Trickreiche Statistik

Um mithilfe der herkömmlichen („frequentistischen“) Statistik eine Hypothese zu testen, betrachtet man als Alternative die sogenannte Nullhypothese. Soll die Hypothese einen bestimmten Einfluss oder einen bestimmten Zusammenhang nachweisen, dann drückt die Nullhypothese aus, dass Einfluss oder Zusammenhang nicht bestehen. Sagt die Hypothese etwa aus, dass ein bestimmtes Medikament zur Behandlung der Krankheit X wirksam ist, dann wäre die Nullhypothese, dass das Medikament nicht besser wirkt als eine Placebobehandlung.

Anhand der verfügbaren Daten lässt sich nun die folgende Frage beantworten: Angenommen, die Nullhypothese treffe zu. Wie wahrscheinlich wäre es dann, bei einer Beobachtung oder Messung die tatsächlich gemessenen Daten zu erhalten? Ist die Wahrscheinlichkeit zu gering (fünf und ein Prozent sind typische Schwellenwerte), so wird die Nullhypothese verworfen; im Gegenzug akzeptiert man dann die Gültigkeit der ursprünglichen Hypothese.

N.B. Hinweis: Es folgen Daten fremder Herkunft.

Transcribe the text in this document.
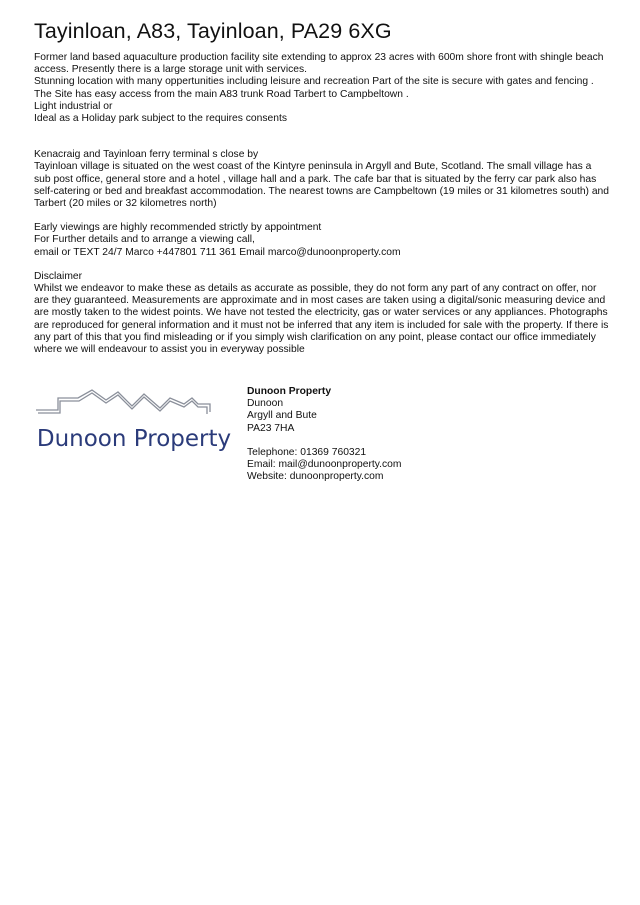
Tayinloan, A83, Tayinloan, PA29 6XG
Former land based aquaculture production facility site extending to approx 23 acres with 600m shore front with shingle beach access. Presently there is a large storage unit with services.
Stunning location with many oppertunities including leisure and recreation Part of the site is secure with gates and fencing . The Site has easy access from the main A83 trunk Road Tarbert to Campbeltown .
Light industrial or
Ideal as a Holiday park subject to the requires consents
Kenacraig and Tayinloan ferry terminal s close by
Tayinloan village is situated on the west coast of the Kintyre peninsula in Argyll and Bute, Scotland. The small village has a sub post office, general store and a hotel , village hall and a park. The cafe bar that is situated by the ferry car park also has self-catering or bed and breakfast accommodation. The nearest towns are Campbeltown (19 miles or 31 kilometres south) and Tarbert (20 miles or 32 kilometres north)
Early viewings are highly recommended strictly by appointment
For Further details and to arrange a viewing call,
email or TEXT 24/7 Marco +447801 711 361 Email marco@dunoonproperty.com
Disclaimer
Whilst we endeavor to make these as details as accurate as possible, they do not form any part of any contract on offer, nor are they guaranteed. Measurements are approximate and in most cases are taken using a digital/sonic measuring device and are mostly taken to the widest points. We have not tested the electricity, gas or water services or any appliances. Photographs are reproduced for general information and it must not be inferred that any item is included for sale with the property. If there is any part of this that you find misleading or if you simply wish clarification on any point, please contact our office immediately where we will endeavour to assist you in everyway possible
Dunoon Property
Dunoon Property
Dunoon
Argyll and Bute
PA23 7HA
Telephone: 01369 760321
Email: mail@dunoonproperty.com
Website: dunoonproperty.com
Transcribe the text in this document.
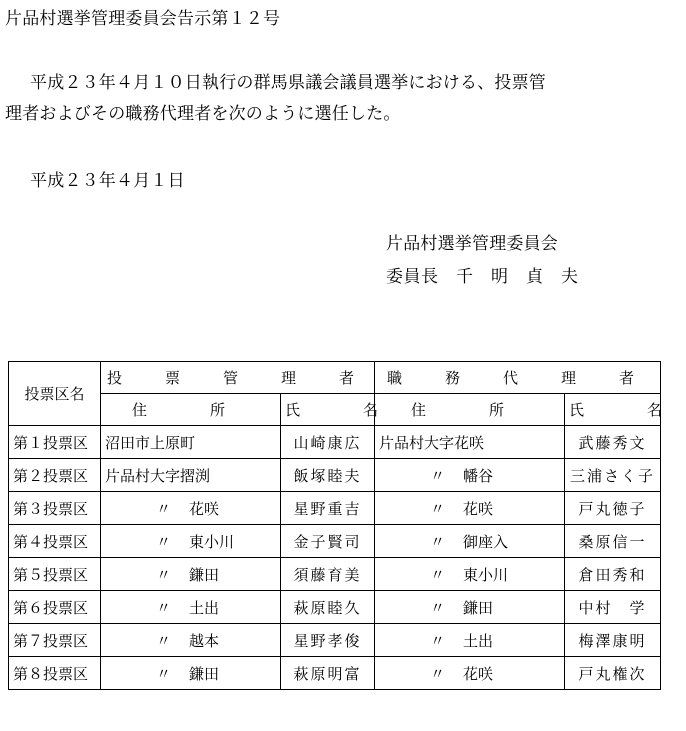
片品村選挙管理委員会告示第１２号
平成２３年４月１０日執行の群馬県議会議員選挙における、投票管
理者およびその職務代理者を次のように選任した。
平成２３年４月１日
片品村選挙管理委員会
委員長　千　明　貞　夫
投票区名	投　票　管　理　者		職　務　代　理　者	
	住　所	氏　名	住　所	氏　名
第１投票区	沼田市上原町	山崎康広	片品村大字花咲	武藤秀文
第２投票区	片品村大字摺渕	飯塚睦夫	〃 幡谷	三浦さく子
第３投票区	〃 花咲	星野重吉	〃 花咲	戸丸徳子
第４投票区	〃 東小川	金子賢司	〃 御座入	桑原信一
第５投票区	〃 鎌田	須藤育美	〃 東小川	倉田秀和
第６投票区	〃 土出	萩原睦久	〃 鎌田	中村　学
第７投票区	〃 越本	星野孝俊	〃 土出	梅澤康明
第８投票区	〃 鎌田	萩原明富	〃 花咲	戸丸権次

Allerdings gibt es Möglichkeiten, wie die ursprüngliche Hypothese die Berechnung der Wahrscheinlichkeit der Nullhypothese subtil beeinflussen kann. Konkret für das hier behandelte Beispiel: Sucht man in den Einschlagkrater-Daten nach Periodizitäten, dann muss man angemessen berücksichtigen, dass jede konkrete Periodizität (etwa 13 oder 50 Millionen Jahre), die man als Hypothese aufstellt, bereits aus den Daten abgeleitet ist und daher nicht wie eine unabhängige Annahme behandelt werden darf. Vernachlässigt man diese Unterscheidung, dann beeinflusst das die statistische Analyse in unzulässiger Weise und verschafft der Nullhypothese einen unfairen Nachteil.

Außerdem weist die Zeitentwicklung der Einschlagwahrscheinlichkeit den oben erwähnten Trend auf: Sie nimmt über die vergangenen 250 Millionen Jahre hinweg zu. Sobald eine solche Tendenz vorliegt, ist die übliche Nullhypothese (zeitlich konstante Wahrscheinlichkeit) auf der Suche nach periodischen Veränderungen eine ungeeignete Vergleichshypothese.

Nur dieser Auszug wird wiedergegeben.